I could make out the lampshade and bent neck of the standing lamp, like a great drooping black sunflower. On the floor by a bookcase the white king and part of a black bishop glowed on the moon-striped chessboard. My room was filling up with moonlight. The darkness I longed for, the darkness that had once sheltered me, had been pushed into corners, where it lay in thick, furry lumps. I felt a heaviness in my chest, an oppression — I wanted to hide in the dark. Desperately I closed my eyes, imagining the blackness of a winter night: snow covered the silent streets, on the front porch the ice chopper stood leaning next to the black mailbox glinting with icicles, lines of snow lay along the crosspieces of telephone poles and the tops of metal street signs: and always through my eyelids I could feel the summer moonlight pushing back the dark.
One night I sat up in bed harshly and threw the covers off. My eyes burned from sleeplessness. I could no longer stand this nightly violation of the dark. I dressed quietly, tensely, since my parents’ room stood on the other side of my two bookcases, then made my way along the hall and out into the living room. A stripe of moonlight lay across a couch cushion. On the music rack I could see a pattern of black notes on the moon-streaked pages of Debussy’s “Second Arabesque,” which my mother had left off practicing that evening. In a deep ashtray shaped like a shell, the bowl of my father’s pipe gleamed like a piece of obsidian.
At the front door I hesitated a moment, then stepped out into the warm summer night.

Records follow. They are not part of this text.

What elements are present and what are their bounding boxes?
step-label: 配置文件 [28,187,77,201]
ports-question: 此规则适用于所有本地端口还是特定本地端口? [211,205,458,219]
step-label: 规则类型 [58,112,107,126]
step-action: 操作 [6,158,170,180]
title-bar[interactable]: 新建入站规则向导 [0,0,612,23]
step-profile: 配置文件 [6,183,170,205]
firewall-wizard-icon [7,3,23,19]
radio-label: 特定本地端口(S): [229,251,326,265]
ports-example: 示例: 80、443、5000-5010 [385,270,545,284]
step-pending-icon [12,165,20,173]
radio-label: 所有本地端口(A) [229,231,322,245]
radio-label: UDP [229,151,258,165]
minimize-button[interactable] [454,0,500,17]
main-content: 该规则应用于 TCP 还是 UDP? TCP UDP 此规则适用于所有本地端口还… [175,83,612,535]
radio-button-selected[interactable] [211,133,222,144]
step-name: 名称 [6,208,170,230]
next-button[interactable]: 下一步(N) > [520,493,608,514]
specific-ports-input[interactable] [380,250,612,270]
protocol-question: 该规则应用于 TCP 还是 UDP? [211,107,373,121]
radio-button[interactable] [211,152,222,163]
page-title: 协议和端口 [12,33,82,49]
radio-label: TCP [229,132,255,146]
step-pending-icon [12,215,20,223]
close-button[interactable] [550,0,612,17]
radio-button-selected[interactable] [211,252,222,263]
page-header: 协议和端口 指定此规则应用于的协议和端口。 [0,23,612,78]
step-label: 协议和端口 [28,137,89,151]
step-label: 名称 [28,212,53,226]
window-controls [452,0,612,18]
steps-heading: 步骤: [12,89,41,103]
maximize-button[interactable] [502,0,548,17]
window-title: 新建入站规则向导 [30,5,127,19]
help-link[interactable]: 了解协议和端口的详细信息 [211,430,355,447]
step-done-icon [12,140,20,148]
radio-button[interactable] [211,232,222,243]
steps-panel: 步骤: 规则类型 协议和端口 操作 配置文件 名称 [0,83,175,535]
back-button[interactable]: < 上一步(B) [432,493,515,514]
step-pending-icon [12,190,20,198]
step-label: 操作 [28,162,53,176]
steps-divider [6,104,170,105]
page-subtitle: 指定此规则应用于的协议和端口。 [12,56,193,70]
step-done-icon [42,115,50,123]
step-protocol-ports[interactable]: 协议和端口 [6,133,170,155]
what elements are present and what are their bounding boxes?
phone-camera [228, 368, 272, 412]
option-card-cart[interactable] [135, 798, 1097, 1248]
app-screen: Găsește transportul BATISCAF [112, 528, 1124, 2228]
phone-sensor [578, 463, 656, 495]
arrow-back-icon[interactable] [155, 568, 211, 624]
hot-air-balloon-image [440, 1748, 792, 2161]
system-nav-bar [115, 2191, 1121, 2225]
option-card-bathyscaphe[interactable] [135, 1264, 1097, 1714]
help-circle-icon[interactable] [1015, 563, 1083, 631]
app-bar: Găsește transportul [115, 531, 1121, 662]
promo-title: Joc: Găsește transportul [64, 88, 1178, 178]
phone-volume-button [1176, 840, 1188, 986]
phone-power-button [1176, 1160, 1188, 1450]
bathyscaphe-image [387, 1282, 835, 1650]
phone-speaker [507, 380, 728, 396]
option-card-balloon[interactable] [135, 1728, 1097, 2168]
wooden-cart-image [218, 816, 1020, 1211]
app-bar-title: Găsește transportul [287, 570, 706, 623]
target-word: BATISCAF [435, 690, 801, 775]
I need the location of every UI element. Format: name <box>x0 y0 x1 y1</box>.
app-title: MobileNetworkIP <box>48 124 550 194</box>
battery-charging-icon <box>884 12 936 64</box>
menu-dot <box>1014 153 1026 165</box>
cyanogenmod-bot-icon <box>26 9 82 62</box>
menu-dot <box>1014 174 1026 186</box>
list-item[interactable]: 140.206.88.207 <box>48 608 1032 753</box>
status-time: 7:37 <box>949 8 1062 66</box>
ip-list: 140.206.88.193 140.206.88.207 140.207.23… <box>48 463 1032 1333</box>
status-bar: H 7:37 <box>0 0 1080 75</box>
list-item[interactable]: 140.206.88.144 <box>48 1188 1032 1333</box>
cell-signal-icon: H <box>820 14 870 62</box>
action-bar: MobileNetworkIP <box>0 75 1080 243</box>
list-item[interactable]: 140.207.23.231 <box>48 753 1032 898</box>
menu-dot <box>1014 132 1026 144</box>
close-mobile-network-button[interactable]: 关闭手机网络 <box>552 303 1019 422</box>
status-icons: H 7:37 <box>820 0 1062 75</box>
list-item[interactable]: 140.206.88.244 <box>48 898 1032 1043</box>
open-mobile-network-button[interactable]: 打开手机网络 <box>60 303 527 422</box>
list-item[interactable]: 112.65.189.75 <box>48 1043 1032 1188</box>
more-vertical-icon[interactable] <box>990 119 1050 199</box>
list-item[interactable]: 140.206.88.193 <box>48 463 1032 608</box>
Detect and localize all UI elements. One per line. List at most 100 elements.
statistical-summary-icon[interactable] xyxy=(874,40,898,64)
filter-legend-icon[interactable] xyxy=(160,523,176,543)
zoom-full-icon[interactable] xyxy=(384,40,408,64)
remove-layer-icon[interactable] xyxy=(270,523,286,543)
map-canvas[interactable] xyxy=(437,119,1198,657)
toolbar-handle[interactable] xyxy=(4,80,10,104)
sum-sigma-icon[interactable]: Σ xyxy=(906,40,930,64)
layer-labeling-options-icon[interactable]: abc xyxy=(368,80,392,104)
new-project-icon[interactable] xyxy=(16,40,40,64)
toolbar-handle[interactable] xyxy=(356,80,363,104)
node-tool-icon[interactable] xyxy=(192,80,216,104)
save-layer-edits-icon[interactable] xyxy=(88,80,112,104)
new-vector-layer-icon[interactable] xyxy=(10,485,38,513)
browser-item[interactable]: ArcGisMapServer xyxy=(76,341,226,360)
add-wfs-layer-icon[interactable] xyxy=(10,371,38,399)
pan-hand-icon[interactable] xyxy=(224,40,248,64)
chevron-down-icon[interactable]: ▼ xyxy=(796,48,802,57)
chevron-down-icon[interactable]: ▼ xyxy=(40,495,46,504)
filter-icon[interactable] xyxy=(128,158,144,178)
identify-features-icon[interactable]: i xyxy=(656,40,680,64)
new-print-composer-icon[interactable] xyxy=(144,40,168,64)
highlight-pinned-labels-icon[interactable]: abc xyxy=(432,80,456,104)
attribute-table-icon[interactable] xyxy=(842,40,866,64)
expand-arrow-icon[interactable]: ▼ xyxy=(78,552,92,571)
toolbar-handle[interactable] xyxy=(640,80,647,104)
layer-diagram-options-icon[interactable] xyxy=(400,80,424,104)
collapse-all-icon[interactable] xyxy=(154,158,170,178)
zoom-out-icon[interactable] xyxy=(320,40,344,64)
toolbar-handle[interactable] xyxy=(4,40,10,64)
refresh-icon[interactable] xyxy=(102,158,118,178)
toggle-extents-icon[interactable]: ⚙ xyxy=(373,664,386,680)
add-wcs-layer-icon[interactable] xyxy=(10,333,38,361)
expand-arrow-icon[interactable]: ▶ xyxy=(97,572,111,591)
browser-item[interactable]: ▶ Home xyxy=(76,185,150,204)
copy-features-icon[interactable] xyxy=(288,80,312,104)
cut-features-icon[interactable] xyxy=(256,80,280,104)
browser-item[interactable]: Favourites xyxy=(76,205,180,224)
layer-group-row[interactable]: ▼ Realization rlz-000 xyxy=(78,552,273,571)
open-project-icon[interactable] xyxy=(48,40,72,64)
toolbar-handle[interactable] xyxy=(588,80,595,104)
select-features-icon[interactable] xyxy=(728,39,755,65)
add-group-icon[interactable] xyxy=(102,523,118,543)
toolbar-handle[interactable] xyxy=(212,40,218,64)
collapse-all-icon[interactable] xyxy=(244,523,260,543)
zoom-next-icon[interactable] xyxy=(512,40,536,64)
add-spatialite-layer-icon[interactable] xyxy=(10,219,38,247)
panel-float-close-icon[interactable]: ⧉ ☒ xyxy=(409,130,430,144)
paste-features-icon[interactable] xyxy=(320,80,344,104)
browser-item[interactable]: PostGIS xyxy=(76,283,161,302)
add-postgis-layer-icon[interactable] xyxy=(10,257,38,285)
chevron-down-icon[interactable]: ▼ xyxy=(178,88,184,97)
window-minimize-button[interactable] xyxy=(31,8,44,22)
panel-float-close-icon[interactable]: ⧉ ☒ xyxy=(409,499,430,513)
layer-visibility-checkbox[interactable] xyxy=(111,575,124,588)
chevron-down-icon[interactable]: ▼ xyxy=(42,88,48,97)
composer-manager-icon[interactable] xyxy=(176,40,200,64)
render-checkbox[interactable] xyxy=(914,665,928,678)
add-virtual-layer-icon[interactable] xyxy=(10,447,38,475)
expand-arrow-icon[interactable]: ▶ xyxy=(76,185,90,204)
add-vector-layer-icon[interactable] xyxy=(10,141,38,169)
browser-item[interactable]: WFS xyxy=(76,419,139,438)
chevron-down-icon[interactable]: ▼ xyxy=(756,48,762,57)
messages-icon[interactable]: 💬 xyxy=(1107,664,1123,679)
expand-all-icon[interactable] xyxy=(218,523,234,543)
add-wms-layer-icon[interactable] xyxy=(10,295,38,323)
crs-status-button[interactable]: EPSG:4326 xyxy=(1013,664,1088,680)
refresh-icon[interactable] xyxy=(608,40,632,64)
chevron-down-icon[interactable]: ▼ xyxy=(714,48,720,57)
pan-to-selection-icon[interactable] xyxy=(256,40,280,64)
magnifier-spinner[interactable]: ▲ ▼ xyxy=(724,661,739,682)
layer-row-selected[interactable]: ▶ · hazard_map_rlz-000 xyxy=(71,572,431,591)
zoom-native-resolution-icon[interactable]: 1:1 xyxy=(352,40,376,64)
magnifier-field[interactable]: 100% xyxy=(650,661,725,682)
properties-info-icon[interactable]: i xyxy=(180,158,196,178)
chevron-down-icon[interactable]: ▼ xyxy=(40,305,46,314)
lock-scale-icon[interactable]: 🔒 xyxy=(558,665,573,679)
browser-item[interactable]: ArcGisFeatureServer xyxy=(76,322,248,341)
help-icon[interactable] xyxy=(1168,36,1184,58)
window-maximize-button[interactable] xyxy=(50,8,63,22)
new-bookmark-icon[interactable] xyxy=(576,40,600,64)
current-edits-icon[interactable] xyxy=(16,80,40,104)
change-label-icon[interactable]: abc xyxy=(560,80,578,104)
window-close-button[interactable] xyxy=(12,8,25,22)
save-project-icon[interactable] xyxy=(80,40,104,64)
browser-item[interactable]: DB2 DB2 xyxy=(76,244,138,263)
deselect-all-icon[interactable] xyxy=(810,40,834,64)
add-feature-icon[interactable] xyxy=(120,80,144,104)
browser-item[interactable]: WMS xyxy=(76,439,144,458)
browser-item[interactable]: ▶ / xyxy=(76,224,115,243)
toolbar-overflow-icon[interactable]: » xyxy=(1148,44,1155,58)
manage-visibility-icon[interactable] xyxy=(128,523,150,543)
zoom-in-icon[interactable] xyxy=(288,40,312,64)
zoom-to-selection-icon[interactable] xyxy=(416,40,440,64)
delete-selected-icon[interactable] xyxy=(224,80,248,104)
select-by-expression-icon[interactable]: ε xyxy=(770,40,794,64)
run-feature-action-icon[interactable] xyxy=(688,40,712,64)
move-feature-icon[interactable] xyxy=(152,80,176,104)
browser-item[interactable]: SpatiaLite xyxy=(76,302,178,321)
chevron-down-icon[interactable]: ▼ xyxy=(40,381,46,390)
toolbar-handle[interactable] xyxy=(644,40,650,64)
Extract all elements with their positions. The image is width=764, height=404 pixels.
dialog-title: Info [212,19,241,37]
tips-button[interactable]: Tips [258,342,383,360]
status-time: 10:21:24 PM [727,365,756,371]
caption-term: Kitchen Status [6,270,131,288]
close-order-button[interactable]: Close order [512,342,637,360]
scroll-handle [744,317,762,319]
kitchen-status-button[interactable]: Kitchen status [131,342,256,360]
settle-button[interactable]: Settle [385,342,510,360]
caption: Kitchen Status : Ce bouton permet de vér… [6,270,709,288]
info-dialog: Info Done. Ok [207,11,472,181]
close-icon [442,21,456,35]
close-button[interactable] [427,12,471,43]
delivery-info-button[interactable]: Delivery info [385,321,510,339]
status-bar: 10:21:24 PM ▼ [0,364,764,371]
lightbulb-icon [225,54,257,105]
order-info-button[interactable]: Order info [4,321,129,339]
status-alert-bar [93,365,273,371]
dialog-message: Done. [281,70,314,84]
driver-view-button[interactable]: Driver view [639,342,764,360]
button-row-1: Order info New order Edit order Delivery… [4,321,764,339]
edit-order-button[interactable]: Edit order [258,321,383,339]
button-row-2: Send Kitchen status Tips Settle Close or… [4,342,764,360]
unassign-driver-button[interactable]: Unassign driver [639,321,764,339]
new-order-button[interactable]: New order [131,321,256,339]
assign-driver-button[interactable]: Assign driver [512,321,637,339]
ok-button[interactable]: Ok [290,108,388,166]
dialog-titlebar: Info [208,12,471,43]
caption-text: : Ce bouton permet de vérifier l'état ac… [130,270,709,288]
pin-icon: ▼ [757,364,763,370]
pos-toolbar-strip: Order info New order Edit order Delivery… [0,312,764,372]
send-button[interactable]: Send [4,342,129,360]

The sky surprised me. It was deep blue, the blue of a sorcerer’s hat, of night skies in old Technicolor movies, of deep mountain lakes in Swiss countrysides pictured on old puzzle boxes. I remembered my father removing from a leather pouch in his camera bag a circle of silver and handing it to me, and when I held it up I saw through the dark blue glass a dark blue world the color of this night. Suddenly I stepped out of the shadow of the house into the whiteness of the moon. The moon was so bright I could not look at it, as if it were a night sun. The fierce whiteness seemed hot, but for some reason I thought of the glittering thick frost on the inside of the ice-cream freezer in a barely remembered store: the Popsicles and ice-cream cups crusted in ice crystals, the cold air like steam.